Most non-tropical trees, shrubs, and grasses are classified as C3 plants based on the type of photosynthesis they perform. Tropical grasses that depend on a different photosynthetic system are called C4 plants. Importantly, C3 plants and C4 plants have different proportions of different carbon isotopes. This means that the carbon isotope ratios preserved in the Paleolithic can inform the composition of ancient plants. We measured three different carbon isotopic properties, each providing a different insight into plant communities. carbon produced by the decomposition of plants and soil microorganisms; carbon from vegetable wax; and nodules of calcium carbonate formed in the soil by evaporation.

Each proxy gives us slightly different metrics, but they all come together to tell one great story. Moroto was not a closed forest but a relatively open forest environment. We also found evidence of abundant C4 plant biomass (tropical grasses). It was a revelation. C4 grasses lose less water during photosynthesis than C3 trees and shrubs. Today, C4 grasses dominate the seasonally dry savanna ecosystems that cover more than half of Africa. But scientists don’t think the levels of C4 biomass measured at Moroto could have developed in Africa 10 million years ago. Our data shows that this happened twice as often as it did 21 million years ago.

Our colleagues Caroline Strömberg, Alice Novello, and Rahab Kinyanjui used another line of evidence to confirm the abundance of C4 pools in Moroto.
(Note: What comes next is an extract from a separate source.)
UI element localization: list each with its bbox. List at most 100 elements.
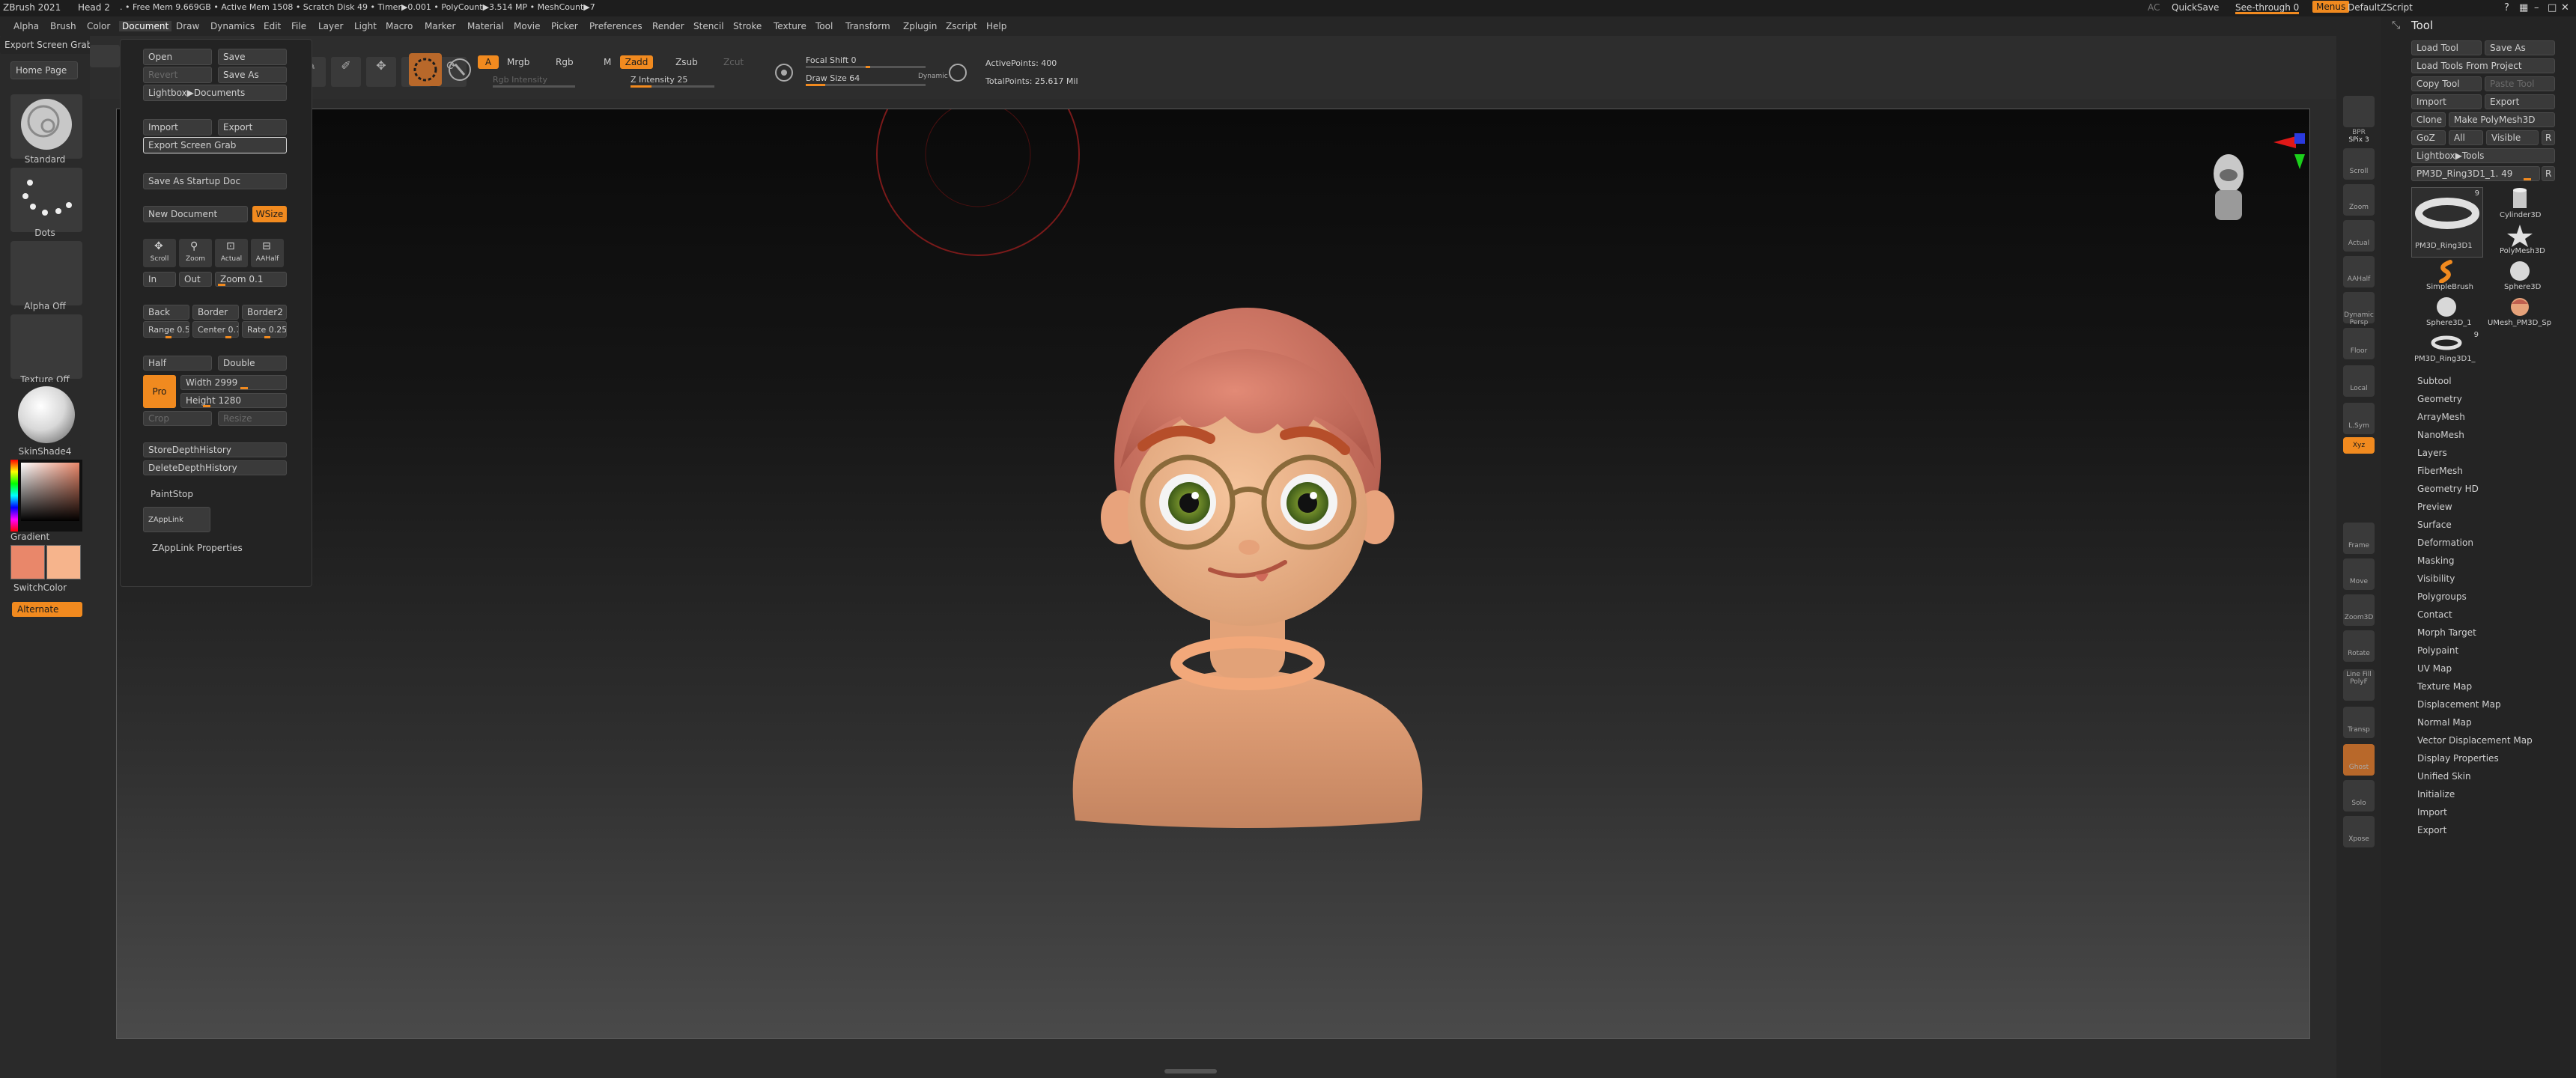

They analyzed phytoliths, siliceous bodies made from preserved plant cells in paleomorphs. Their results supported open forest and grassland environments for this time and place. Taken together, this evidence fundamentally contradicts the traditional view of ape origins, which holds that apes evolved upright bodies to bear fruit in lush forests. In contrast, the earliest known upright ape, Motopithecus, ate leaves and lived in open, grassy forests. An example of a typical grass phytolith from a local paleo. Some of them indicate the presence of C4 pools. Credits: Alice Novello

New regional approaches to early ape habitats
With the REACH project, we used the same approach to restore habitats at eight other fossil sites in Kenya and Uganda that are about 16 to 21 million years old. After all, Motopithecus is just one of many apes that lived during this time.

We were surprised to find that the environmental indices measured at Moroto were not unique. Instead, it was a large east in Africa.

People in all our excavations have contributed to two important visions. First, the vegetation type was changed from closed canopy forests to open wooded grasslands. Second, each plot contains a mixture of C3 and C4 plants, with some plots having a high proportion of C4 turf biomass. Phytoliths from the same paleotype confirm the abundance of C4 weeds in several places.

The recognition that these diverse environments, especially open habitats with C4 pools, were ancestral to apes has forced us to reassess the evolution of apes as well as humans and other African mammals. Although some studies suggest that this habitat diversity exists in Africa, our project has been able to repeatedly confirm it in the habitats of early and contemporary apes.

The paleoenvironments of the nine fossil sites analyzed ranged from closed canopy to open forest and grassland environments. The inset map shows the geographic location of locations in East Africa. Credits: Dan Pepe.

The timing of collection in African grassland habitats underlies many evolutionary hypotheses, and our finding that it occurred much earlier than expected warrants reexamination of this idea. In terms of human origins, our research adds more and more evidence that the differences between us and apes in anatomy, ecology, and behavior cannot be explained simply by the emergence of grassland habitats. However, we are careful to remember that hominin evolution took millions of years. It is clear that the vast and magnificent grasslands of Africa played a major role in some of the many stages of human evolution.